Moving from full EU membership but staying inside the EU Single Market under the EEA Agreement would not return to the UK any effective power to control its own borders with regard to immigration from the EU, or indeed immigration of third country nationals such as dependents who derive their right to enter from EU nationals.
A number of commentators have however suggested that Article 112 of the EEA Agreement would give the UK a right to impose an “emergency brake” on immigration from the EU. This is not correct. Such suggestions flow from a misunderstanding of the terms and purposes of Article 112.

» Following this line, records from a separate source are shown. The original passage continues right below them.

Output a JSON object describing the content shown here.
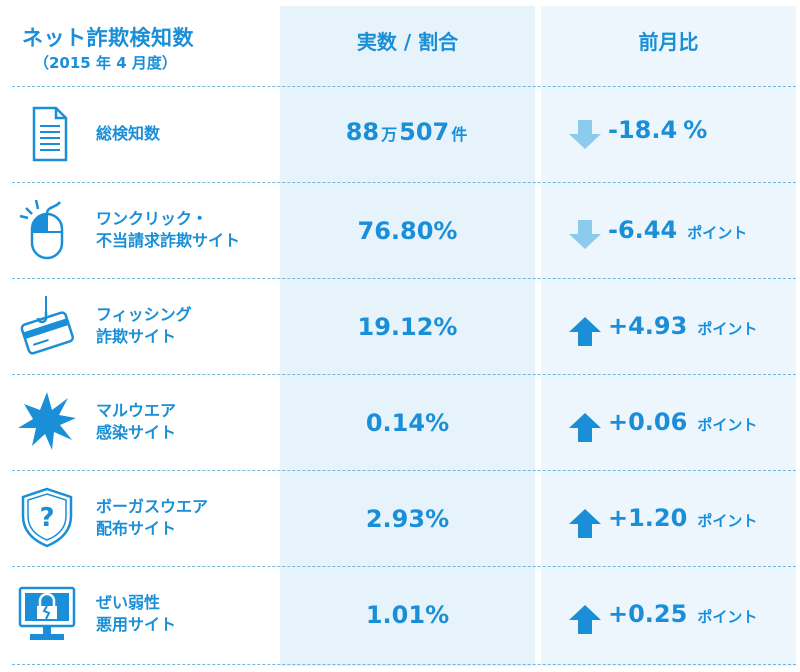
{
  "header": {
    "title_line1": "ネット詐欺検知数",
    "title_line2": "（2015 年 4 月度）",
    "col_value": "実数 / 割合",
    "col_change": "前月比"
  },
  "rows": [
    {
      "label1": "総検知数",
      "label2": "",
      "value_num1": "88",
      "value_unit1": "万",
      "value_num2": "507",
      "value_unit2": "件",
      "change": "-18.4",
      "change_unit": "%",
      "direction": "down",
      "icon": "document-icon"
    },
    {
      "label1": "ワンクリック・",
      "label2": "不当請求詐欺サイト",
      "value": "76.80%",
      "change": "-6.44",
      "change_unit": "ポイント",
      "direction": "down",
      "icon": "mouse-click-icon"
    },
    {
      "label1": "フィッシング",
      "label2": "詐欺サイト",
      "value": "19.12%",
      "change": "+4.93",
      "change_unit": "ポイント",
      "direction": "up",
      "icon": "credit-card-hook-icon"
    },
    {
      "label1": "マルウエア",
      "label2": "感染サイト",
      "value": "0.14%",
      "change": "+0.06",
      "change_unit": "ポイント",
      "direction": "up",
      "icon": "malware-burst-icon"
    },
    {
      "label1": "ボーガスウエア",
      "label2": "配布サイト",
      "value": "2.93%",
      "change": "+1.20",
      "change_unit": "ポイント",
      "direction": "up",
      "icon": "shield-question-icon"
    },
    {
      "label1": "ぜい弱性",
      "label2": "悪用サイト",
      "value": "1.01%",
      "change": "+0.25",
      "change_unit": "ポイント",
      "direction": "up",
      "icon": "monitor-broken-lock-icon"
    }
  ],
  "colors": {
    "accent": "#1a8fd8",
    "arrow_up": "#1a8fd8",
    "arrow_down": "#8ccbee",
    "column_bg": "#e7f3fb"
  },
  "chart_data": {
    "type": "table",
    "columns": [
      "ネット詐欺検知数",
      "実数 / 割合",
      "前月比"
    ],
    "rows": [
      [
        "総検知数",
        "88万507件",
        "-18.4%"
      ],
      [
        "ワンクリック・不当請求詐欺サイト",
        "76.80%",
        "-6.44ポイント"
      ],
      [
        "フィッシング詐欺サイト",
        "19.12%",
        "+4.93ポイント"
      ],
      [
        "マルウエア感染サイト",
        "0.14%",
        "+0.06ポイント"
      ],
      [
        "ボーガスウエア配布サイト",
        "2.93%",
        "+1.20ポイント"
      ],
      [
        "ぜい弱性悪用サイト",
        "1.01%",
        "+0.25ポイント"
      ]
    ]
  }
}
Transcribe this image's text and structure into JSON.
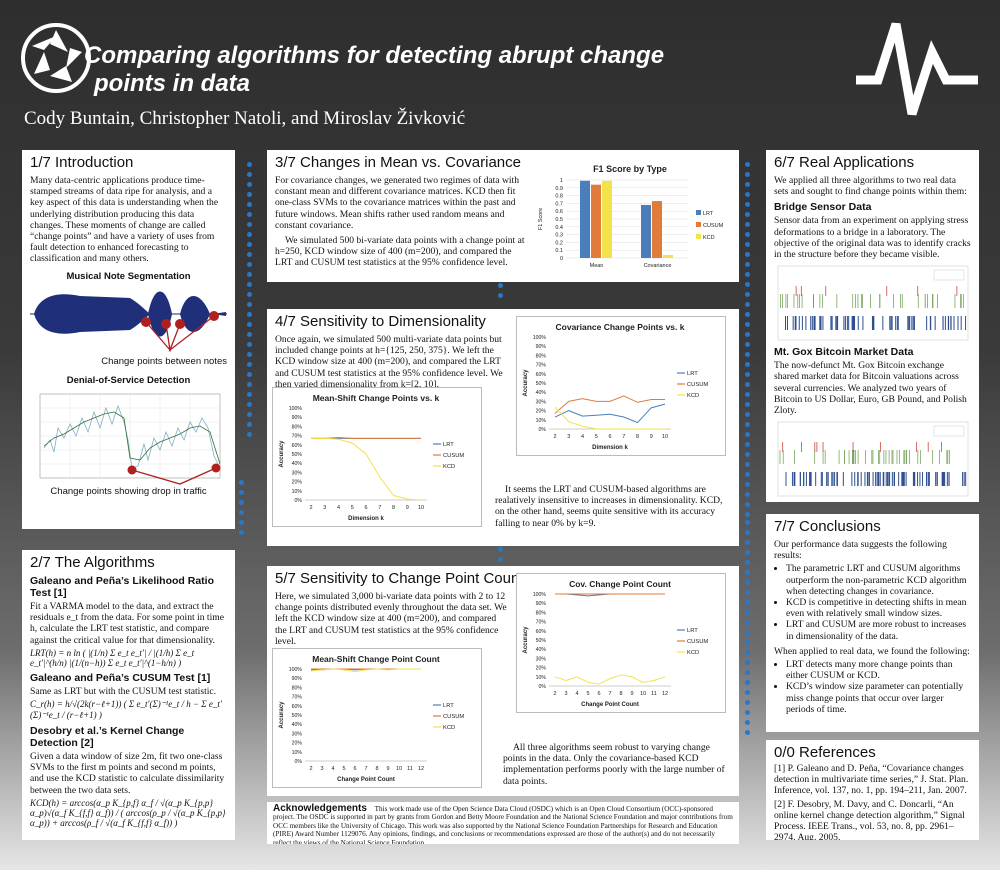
{
  "header": {
    "title": "Comparing algorithms for detecting abrupt change points in data",
    "title_line1": "Comparing algorithms for detecting abrupt change",
    "title_line2": "points in data",
    "authors": "Cody Buntain, Christopher Natoli, and Miroslav Živković"
  },
  "s1": {
    "title": "1/7 Introduction",
    "body": "Many data-centric applications produce time-stamped streams of data ripe for analysis, and a key aspect of this data is understanding when the underlying distribution producing this data changes. These moments of change are called “change points” and have a variety of uses from fault detection to enhanced forecasting to classification and many others.",
    "fig1_title": "Musical Note Segmentation",
    "fig1_caption": "Change points between notes",
    "fig2_title": "Denial-of-Service Detection",
    "fig2_caption": "Change points showing drop in traffic"
  },
  "s2": {
    "title": "2/7 The Algorithms",
    "lrt_title": "Galeano and Peña’s Likelihood Ratio Test [1]",
    "lrt_body": "Fit a VARMA model to the data, and extract the residuals e_t from the data. For some point in time h, calculate the LRT test statistic, and compare against the critical value for that dimensionality.",
    "lrt_eq": "LRT(h) = n ln ( |(1/n) Σ e_t e_t′| / |(1/h) Σ e_t e_t′|^(h/n) |(1/(n−h)) Σ e_t e_t′|^(1−h/n) )",
    "cusum_title": "Galeano and Peña’s CUSUM Test [1]",
    "cusum_body": "Same as LRT but with the CUSUM test statistic.",
    "cusum_eq": "C_r(h) = h/√(2k(r−ℓ+1)) ( Σ e_t′(Σ)⁻¹e_t / h − Σ e_t′(Σ)⁻¹e_t / (r−ℓ+1) )",
    "kcd_title": "Desobry et al.’s Kernel Change Detection [2]",
    "kcd_body": "Given a data window of size 2m, fit two one-class SVMs to the first m points and second m points, and use the KCD statistic to calculate dissimilarity between the two data sets.",
    "kcd_eq": "KCD(h) = arccos(α_p K_{p,f} α_f / √(α_p K_{p,p} α_p)√(α_f K_{f,f} α_f)) / ( arccos(ρ_p / √(α_p K_{p,p} α_p)) + arccos(ρ_f / √(α_f K_{f,f} α_f)) )"
  },
  "s3": {
    "title": "3/7 Changes in Mean vs. Covariance",
    "body1": "For covariance changes, we generated two regimes of data with constant mean and different covariance matrices. KCD then fit one-class SVMs to the covariance matrices within the past and future windows. Mean shifts rather used random means and constant covariance.",
    "body2": "We simulated 500 bi-variate data points with a change point at h=250, KCD window size of 400 (m=200), and compared the LRT and CUSUM test statistics at the 95% confidence level."
  },
  "s4": {
    "title": "4/7 Sensitivity to Dimensionality",
    "body": "Once again, we simulated 500 multi-variate data points but included change points at h={125, 250, 375}. We left the KCD window size at 400 (m=200), and compared the LRT and CUSUM test statistics at the 95% confidence level. We then varied dimensionality from k=[2, 10].",
    "note": "It seems the LRT and CUSUM-based algorithms are realatively insensitive to increases in dimensionality. KCD, on the other hand, seems quite sensitive with its accuracy falling to near 0% by k=9."
  },
  "s5": {
    "title": "5/7 Sensitivity to Change Point Count",
    "body": "Here, we simulated 3,000 bi-variate data points with 2 to 12 change points distributed evenly throughout the data set. We left the KCD window size at 400 (m=200), and compared the LRT and CUSUM test statistics at the 95% confidence level.",
    "note": "All three algorithms seem robust to varying change points in the data. Only the covariance-based KCD implementation performs poorly with the large number of data points."
  },
  "s6": {
    "title": "6/7 Real Applications",
    "body": "We applied all three algorithms to two real data sets and sought to find change points within them:",
    "bridge_title": "Bridge Sensor Data",
    "bridge_body": "Sensor data from an experiment on applying stress deformations to a bridge in a laboratory. The objective of the original data was to identify cracks in the structure before they became visible.",
    "gox_title": "Mt. Gox Bitcoin Market Data",
    "gox_body": "The now-defunct Mt. Gox Bitcoin exchange shared market data for Bitcoin valuations across several currencies. We analyzed two years of Bitcoin to US Dollar, Euro, GB Pound, and Polish Zloty."
  },
  "s7": {
    "title": "7/7 Conclusions",
    "intro": "Our performance data suggests the following results:",
    "bullets": [
      "The parametric LRT and CUSUM algorithms outperform the non-parametric KCD algorithm when detecting changes in covariance.",
      "KCD is competitive in detecting shifts in mean even with relatively small window sizes.",
      "LRT and CUSUM are more robust to increases in dimensionality of the data."
    ],
    "real_intro": "When applied to real data, we found the following:",
    "real_bullets": [
      "LRT detects many more change points than either CUSUM or KCD.",
      "KCD’s window size parameter can potentially miss change points that occur over larger periods of time."
    ]
  },
  "refs": {
    "title": "0/0 References",
    "items": [
      "[1] P. Galeano and D. Peña, “Covariance changes detection in multivariate time series,” J. Stat. Plan. Inference, vol. 137, no. 1, pp. 194–211, Jan. 2007.",
      "[2] F. Desobry, M. Davy, and C. Doncarli, “An online kernel change detection algorithm,” Signal Process. IEEE Trans., vol. 53, no. 8, pp. 2961–2974, Aug. 2005."
    ]
  },
  "ack": {
    "title": "Acknowledgements",
    "body": "This work made use of the Open Science Data Cloud (OSDC) which is an Open Cloud Consortium (OCC)-sponsored project. The OSDC is supported in part by grants from Gordon and Betty Moore Foundation and the National Science Foundation and major contributions from OCC members like the University of Chicago. This work was also supported by the National Science Foundation Partnerships for Research and Education (PIRE) Award Number 1129076. Any opinions, findings, and conclusions or recommendations expressed are those of the author(s) and do not necessarily reflect the views of the National Science Foundation."
  },
  "colors": {
    "lrt": "#4a7ebb",
    "cusum": "#e07b39",
    "kcd": "#f2e34b",
    "dots": "#2a78c2"
  },
  "chart_data": [
    {
      "type": "bar",
      "title": "F1 Score by Type",
      "categories": [
        "Mean",
        "Covariance"
      ],
      "ylabel": "F1 Score",
      "ylim": [
        0,
        1
      ],
      "yticks": [
        "0",
        "0.1",
        "0.2",
        "0.3",
        "0.4",
        "0.5",
        "0.6",
        "0.7",
        "0.8",
        "0.9",
        "1"
      ],
      "series": [
        {
          "name": "LRT",
          "values": [
            0.99,
            0.68
          ]
        },
        {
          "name": "CUSUM",
          "values": [
            0.94,
            0.73
          ]
        },
        {
          "name": "KCD",
          "values": [
            0.99,
            0.04
          ]
        }
      ]
    },
    {
      "type": "line",
      "title": "Covariance Change Points vs. k",
      "xlabel": "Dimension k",
      "ylabel": "Accuracy",
      "x": [
        "2",
        "3",
        "4",
        "5",
        "6",
        "7",
        "8",
        "9",
        "10"
      ],
      "ylim": [
        0,
        100
      ],
      "yticks": [
        "0%",
        "10%",
        "20%",
        "30%",
        "40%",
        "50%",
        "60%",
        "70%",
        "80%",
        "90%",
        "100%"
      ],
      "series": [
        {
          "name": "LRT",
          "values": [
            13,
            20,
            14,
            15,
            16,
            13,
            7,
            23,
            27
          ]
        },
        {
          "name": "CUSUM",
          "values": [
            17,
            30,
            33,
            30,
            30,
            36,
            29,
            32,
            32
          ]
        },
        {
          "name": "KCD",
          "values": [
            24,
            8,
            3,
            0,
            0,
            0,
            0,
            0,
            0
          ]
        }
      ]
    },
    {
      "type": "line",
      "title": "Mean-Shift Change Points vs. k",
      "xlabel": "Dimension k",
      "ylabel": "Accuracy",
      "x": [
        "2",
        "3",
        "4",
        "5",
        "6",
        "7",
        "8",
        "9",
        "10"
      ],
      "ylim": [
        0,
        100
      ],
      "yticks": [
        "0%",
        "10%",
        "20%",
        "30%",
        "40%",
        "50%",
        "60%",
        "70%",
        "80%",
        "90%",
        "100%"
      ],
      "series": [
        {
          "name": "LRT",
          "values": [
            67,
            67,
            67,
            67,
            67,
            67,
            67,
            67,
            67
          ]
        },
        {
          "name": "CUSUM",
          "values": [
            67,
            67,
            68,
            67,
            67,
            67,
            67,
            67,
            67
          ]
        },
        {
          "name": "KCD",
          "values": [
            67,
            67,
            66,
            62,
            50,
            25,
            5,
            1,
            0
          ]
        }
      ]
    },
    {
      "type": "line",
      "title": "Cov. Change Point Count",
      "xlabel": "Change Point Count",
      "ylabel": "Accuracy",
      "x": [
        "2",
        "3",
        "4",
        "5",
        "6",
        "7",
        "8",
        "9",
        "10",
        "11",
        "12"
      ],
      "ylim": [
        0,
        100
      ],
      "yticks": [
        "0%",
        "10%",
        "20%",
        "30%",
        "40%",
        "50%",
        "60%",
        "70%",
        "80%",
        "90%",
        "100%"
      ],
      "series": [
        {
          "name": "LRT",
          "values": [
            100,
            100,
            99,
            98,
            99,
            100,
            100,
            100,
            100,
            100,
            100
          ]
        },
        {
          "name": "CUSUM",
          "values": [
            100,
            100,
            100,
            100,
            100,
            100,
            100,
            100,
            100,
            100,
            100
          ]
        },
        {
          "name": "KCD",
          "values": [
            10,
            6,
            10,
            4,
            2,
            8,
            12,
            10,
            4,
            6,
            10
          ]
        }
      ]
    },
    {
      "type": "line",
      "title": "Mean-Shift Change Point Count",
      "xlabel": "Change Point Count",
      "ylabel": "Accuracy",
      "x": [
        "2",
        "3",
        "4",
        "5",
        "6",
        "7",
        "8",
        "9",
        "10",
        "11",
        "12"
      ],
      "ylim": [
        0,
        100
      ],
      "yticks": [
        "0%",
        "10%",
        "20%",
        "30%",
        "40%",
        "50%",
        "60%",
        "70%",
        "80%",
        "90%",
        "100%"
      ],
      "series": [
        {
          "name": "LRT",
          "values": [
            99,
            99,
            100,
            100,
            99,
            100,
            100,
            100,
            100,
            100,
            100
          ]
        },
        {
          "name": "CUSUM",
          "values": [
            100,
            100,
            100,
            100,
            100,
            100,
            100,
            100,
            100,
            100,
            100
          ]
        },
        {
          "name": "KCD",
          "values": [
            98,
            99,
            100,
            99,
            97,
            99,
            100,
            99,
            100,
            100,
            100
          ]
        }
      ]
    }
  ]
}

Article 112 is not specifically related to free movement of persons. It provides a general right to take “safeguard measures” if “serious economic, societal or environmental difficulties of a sectorial or regional nature liable to persist are arising” (emphasis added). Any safeguard measures are meant to be strictly necessary, temporary and as limited as possible in their scope. As provided by Article 112(2):
“2. Such safeguard measures shall be restricted with regard to their scope and duration to what is strictly necessary in order to remedy the situation. Priority shall be given to such measures as will least disturb the functioning of this Agreement.”
The key point to note about Article 112 is that it relates to “difficulties of a sectoral or regional nature”. Therefore it would not extend to measures taken to restrict immigration into a whole large country such as the UK. Some commentators who have referred to this provision cite the fact that it has been invoked by Liechtenstein to justify certain restrictions on immigration into that small country after immigration reached very high levels indeed compared with Liechtenstein’s small population. While it is possible to describe a difficulty affecting the whole of tiny Liechtenstein as “regional”, such a description could not apply to the UK. Nation-wide safeguard measures under Article 112 of the EEA Agreement would not be available to the UK unless we were willing flagrantly to breach the treaty.
It should also be noted that taking safeguard measures under Article 112 then gives rise to a right of the other parties under Article 114 to take “proportionate rebalancing measures” in response. It seems certain that any attempt by the UK to invoke Article 112 in relation to free movement of persons would be seen as an act of bad faith and as abandoning the treaty obligations the UK would have assumed by staying in the Single Market and would provoke a retaliatory response from the EU.